I've come to appreciate the prescription,
I'm preparing to pay higher taxes and can't stand the whining from peers about the coming tax hike. If you don't go into work in a uniform each day, then you have nothing to complain about.
When the economy bottoms out (probably in 2010), corporate taxes are going up too for that matter.
Having called 20 of the last 2 recessions, I'm not really in the prediction business. But I also think Manhattan housing will drop 25-40% next year (on a stronger dollar & lower Wall Street compensation) and the next bubble to be blown will be in the US Dollar. You can see the USD bubble already in the huge US Treasury rally this year, but it will also be reflected in the financial sector (I am a long-time bear on banks, so this is a big change for me). My 401K has always been very conservative for my age, with 50% in fixed income. Next year I am changing it to 90% equities.

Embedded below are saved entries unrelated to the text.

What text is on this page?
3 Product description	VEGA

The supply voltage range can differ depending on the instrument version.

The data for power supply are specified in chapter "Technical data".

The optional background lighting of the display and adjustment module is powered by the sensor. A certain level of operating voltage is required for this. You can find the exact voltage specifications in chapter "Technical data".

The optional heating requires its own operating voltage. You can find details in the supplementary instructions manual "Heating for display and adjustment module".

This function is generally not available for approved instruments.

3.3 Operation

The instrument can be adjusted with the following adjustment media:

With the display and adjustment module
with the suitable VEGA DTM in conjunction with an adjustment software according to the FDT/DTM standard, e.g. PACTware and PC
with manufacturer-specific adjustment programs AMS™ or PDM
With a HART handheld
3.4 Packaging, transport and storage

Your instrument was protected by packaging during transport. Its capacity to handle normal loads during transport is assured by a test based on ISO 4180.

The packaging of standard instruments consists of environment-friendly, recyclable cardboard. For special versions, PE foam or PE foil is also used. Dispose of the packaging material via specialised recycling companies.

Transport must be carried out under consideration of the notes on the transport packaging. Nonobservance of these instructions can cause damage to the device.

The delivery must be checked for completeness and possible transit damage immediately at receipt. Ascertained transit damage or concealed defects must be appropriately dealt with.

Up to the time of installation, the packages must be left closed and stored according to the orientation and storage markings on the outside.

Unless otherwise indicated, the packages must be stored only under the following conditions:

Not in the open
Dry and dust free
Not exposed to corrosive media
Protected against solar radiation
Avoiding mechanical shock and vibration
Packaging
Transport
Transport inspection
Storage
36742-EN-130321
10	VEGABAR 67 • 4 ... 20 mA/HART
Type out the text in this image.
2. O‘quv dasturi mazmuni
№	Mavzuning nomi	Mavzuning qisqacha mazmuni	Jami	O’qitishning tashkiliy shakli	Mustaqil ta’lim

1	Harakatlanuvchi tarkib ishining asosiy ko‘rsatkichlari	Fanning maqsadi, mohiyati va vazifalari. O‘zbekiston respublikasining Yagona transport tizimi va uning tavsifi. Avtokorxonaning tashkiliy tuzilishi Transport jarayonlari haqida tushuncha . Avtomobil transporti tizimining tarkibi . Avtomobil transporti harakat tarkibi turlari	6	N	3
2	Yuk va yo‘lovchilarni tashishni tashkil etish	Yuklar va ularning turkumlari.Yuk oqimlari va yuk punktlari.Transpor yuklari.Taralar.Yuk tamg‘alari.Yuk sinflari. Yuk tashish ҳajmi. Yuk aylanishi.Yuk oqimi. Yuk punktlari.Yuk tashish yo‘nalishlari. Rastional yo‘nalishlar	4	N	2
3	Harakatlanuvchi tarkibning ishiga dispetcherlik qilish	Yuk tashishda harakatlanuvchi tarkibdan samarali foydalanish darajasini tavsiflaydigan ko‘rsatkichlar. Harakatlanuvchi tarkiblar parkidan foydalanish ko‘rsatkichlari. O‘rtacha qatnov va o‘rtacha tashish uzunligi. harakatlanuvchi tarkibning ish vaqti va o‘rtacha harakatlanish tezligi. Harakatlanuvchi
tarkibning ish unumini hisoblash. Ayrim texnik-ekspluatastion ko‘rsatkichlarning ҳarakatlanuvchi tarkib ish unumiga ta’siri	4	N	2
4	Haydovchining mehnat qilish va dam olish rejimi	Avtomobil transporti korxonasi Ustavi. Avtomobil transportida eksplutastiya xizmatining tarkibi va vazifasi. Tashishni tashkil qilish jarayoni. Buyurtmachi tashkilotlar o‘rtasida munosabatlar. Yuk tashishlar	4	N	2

I don't recommend selling or buying stocks with your discretionary income. It's too late to sell and too early to buy.
If you don't think you'll need to draw on your savings, I'd recommend buying municiple bonds (make sure they are "general obligation", so they're backed by taxes and not dependent on a specific project). While the bond yields are low, they'll be going higher with the state fiscial crises, and they're tax efficient (~ 8% return).
Most important, tough times are ahead; pay off your credit cards and keep your debt low. Be generous to those less fortunate to you.